Dynamic Time-Aware Attention to Speaker Roles and Contexts for Spoken Language Understanding
This work addresses the challenge of effectively utilizing multi-turn context in conversational systems, which is incremental by building on prior contextual SLU methods.
The paper tackles the problem of spoken language understanding (SLU) in dialogues by proposing a model that incorporates temporal information and speaker roles into attention mechanisms, resulting in significant performance improvements on the DSTC4 dataset.
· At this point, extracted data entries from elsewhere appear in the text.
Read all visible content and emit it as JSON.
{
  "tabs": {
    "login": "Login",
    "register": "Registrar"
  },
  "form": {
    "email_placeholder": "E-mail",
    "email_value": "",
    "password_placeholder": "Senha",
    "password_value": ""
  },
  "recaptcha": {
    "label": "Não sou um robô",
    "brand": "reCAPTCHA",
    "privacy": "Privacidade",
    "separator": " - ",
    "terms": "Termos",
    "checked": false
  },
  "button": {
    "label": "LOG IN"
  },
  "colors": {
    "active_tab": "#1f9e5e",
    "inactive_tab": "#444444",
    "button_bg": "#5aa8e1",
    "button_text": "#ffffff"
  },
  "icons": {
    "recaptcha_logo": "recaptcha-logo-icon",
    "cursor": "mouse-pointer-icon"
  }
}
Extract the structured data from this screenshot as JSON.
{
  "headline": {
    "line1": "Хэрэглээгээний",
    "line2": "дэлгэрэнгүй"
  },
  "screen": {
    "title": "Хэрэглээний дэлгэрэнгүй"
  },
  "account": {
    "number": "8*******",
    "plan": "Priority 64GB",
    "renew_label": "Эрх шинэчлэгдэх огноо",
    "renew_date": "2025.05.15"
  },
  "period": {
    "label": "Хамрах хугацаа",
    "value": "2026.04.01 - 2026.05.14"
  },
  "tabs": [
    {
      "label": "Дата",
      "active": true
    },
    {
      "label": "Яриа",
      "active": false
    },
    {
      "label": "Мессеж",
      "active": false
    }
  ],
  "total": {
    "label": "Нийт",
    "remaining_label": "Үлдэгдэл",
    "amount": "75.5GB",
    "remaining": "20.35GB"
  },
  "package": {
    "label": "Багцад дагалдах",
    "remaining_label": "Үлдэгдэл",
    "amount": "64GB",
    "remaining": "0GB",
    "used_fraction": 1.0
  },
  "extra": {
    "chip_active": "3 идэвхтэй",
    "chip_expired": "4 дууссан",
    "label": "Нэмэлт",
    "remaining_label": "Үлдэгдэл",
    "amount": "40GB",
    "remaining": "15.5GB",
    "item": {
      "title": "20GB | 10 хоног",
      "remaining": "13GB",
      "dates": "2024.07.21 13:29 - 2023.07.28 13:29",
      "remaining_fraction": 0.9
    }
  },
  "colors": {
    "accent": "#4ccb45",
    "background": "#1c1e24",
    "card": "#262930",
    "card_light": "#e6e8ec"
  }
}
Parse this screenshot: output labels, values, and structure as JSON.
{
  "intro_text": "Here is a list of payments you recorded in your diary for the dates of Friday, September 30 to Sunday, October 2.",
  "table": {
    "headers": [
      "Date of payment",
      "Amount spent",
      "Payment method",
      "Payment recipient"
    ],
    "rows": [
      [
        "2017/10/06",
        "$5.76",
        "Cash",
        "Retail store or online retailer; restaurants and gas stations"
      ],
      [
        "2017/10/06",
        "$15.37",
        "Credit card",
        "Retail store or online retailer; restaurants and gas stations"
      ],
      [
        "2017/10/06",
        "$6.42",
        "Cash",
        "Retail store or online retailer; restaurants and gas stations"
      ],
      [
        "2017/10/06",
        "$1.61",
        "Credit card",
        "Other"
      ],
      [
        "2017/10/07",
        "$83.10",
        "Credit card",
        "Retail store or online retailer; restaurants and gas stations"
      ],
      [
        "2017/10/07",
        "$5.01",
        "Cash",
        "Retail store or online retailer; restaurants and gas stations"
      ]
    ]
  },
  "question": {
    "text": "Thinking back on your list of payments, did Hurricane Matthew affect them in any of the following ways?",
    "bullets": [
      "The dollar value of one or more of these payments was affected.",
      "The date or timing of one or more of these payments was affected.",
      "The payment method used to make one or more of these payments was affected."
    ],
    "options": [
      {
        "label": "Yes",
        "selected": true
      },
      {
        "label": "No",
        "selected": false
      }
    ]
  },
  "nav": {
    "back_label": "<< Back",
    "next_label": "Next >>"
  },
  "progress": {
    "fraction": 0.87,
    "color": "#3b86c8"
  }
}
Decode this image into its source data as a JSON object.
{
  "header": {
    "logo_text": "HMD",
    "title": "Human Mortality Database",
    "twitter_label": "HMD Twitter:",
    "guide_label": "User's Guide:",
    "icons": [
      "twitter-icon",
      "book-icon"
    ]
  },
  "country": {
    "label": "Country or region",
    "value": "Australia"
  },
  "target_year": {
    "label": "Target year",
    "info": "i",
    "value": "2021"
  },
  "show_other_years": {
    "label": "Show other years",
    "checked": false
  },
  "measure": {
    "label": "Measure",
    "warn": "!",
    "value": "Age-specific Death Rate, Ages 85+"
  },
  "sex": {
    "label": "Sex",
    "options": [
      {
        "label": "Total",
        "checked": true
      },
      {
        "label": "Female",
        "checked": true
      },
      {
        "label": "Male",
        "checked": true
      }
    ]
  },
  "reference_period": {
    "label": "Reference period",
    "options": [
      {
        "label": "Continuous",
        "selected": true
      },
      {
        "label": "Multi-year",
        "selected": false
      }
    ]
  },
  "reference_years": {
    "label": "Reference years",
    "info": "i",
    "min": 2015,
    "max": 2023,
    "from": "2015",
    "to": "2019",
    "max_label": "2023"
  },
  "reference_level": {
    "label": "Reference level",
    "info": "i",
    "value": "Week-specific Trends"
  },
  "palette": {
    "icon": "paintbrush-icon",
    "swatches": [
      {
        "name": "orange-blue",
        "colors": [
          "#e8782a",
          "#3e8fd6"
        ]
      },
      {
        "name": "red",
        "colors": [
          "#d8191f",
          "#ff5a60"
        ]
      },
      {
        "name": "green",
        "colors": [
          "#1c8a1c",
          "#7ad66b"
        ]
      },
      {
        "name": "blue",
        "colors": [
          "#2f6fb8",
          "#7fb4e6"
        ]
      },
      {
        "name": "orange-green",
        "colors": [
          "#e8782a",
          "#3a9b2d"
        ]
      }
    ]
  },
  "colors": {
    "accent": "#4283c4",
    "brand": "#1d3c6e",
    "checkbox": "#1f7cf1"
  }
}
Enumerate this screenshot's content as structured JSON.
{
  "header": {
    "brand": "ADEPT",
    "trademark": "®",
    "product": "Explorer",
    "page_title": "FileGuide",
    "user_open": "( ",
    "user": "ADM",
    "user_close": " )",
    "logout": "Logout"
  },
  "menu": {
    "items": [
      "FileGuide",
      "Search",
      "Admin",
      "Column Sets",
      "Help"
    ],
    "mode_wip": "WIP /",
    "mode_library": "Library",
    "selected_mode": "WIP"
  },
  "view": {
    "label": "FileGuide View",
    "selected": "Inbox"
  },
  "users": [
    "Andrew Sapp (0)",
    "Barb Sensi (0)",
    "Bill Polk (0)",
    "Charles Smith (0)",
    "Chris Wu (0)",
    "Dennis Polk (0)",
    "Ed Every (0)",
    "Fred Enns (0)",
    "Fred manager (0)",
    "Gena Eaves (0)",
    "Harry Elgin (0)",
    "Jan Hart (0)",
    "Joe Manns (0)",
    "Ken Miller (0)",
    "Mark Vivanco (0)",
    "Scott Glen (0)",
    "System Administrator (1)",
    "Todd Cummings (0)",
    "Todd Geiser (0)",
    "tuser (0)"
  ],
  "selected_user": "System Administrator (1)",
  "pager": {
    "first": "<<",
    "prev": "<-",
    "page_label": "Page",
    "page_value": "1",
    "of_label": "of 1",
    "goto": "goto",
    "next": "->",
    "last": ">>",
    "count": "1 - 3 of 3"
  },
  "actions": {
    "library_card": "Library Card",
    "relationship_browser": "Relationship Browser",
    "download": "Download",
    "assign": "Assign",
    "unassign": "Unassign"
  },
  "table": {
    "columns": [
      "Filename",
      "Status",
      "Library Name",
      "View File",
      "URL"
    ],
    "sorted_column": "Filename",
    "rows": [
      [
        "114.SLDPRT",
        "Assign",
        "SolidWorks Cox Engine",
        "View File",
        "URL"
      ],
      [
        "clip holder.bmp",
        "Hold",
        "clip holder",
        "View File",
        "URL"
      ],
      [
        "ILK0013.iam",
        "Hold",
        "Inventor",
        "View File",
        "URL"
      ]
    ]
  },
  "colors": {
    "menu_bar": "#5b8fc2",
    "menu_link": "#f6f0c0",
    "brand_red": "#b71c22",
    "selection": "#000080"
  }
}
Spoken language understanding (SLU) is an essential component in conversational systems. Most SLU component treats each utterance independently, and then the following components aggregate the multi-turn information in the separate phases. In order to avoid error propagation and effectively utilize contexts, prior work leveraged history for contextual SLU. However, the previous model only paid attention to the content in history utterances without considering their temporal information and speaker roles. In the dialogues, the most recent utterances should be more important than the least recent ones. Furthermore, users usually pay attention to 1) self history for reasoning and 2) others' utterances for listening, the speaker of the utterances may provides informative cues to help understanding. Therefore, this paper proposes an attention-based network that additionally leverages temporal information and speaker role for better SLU, where the attention to contexts and speaker roles can be automatically learned in an end-to-end manner. The experiments on the benchmark Dialogue State Tracking Challenge 4 (DSTC4) dataset show that the time-aware dynamic role attention networks significantly improve the understanding performance.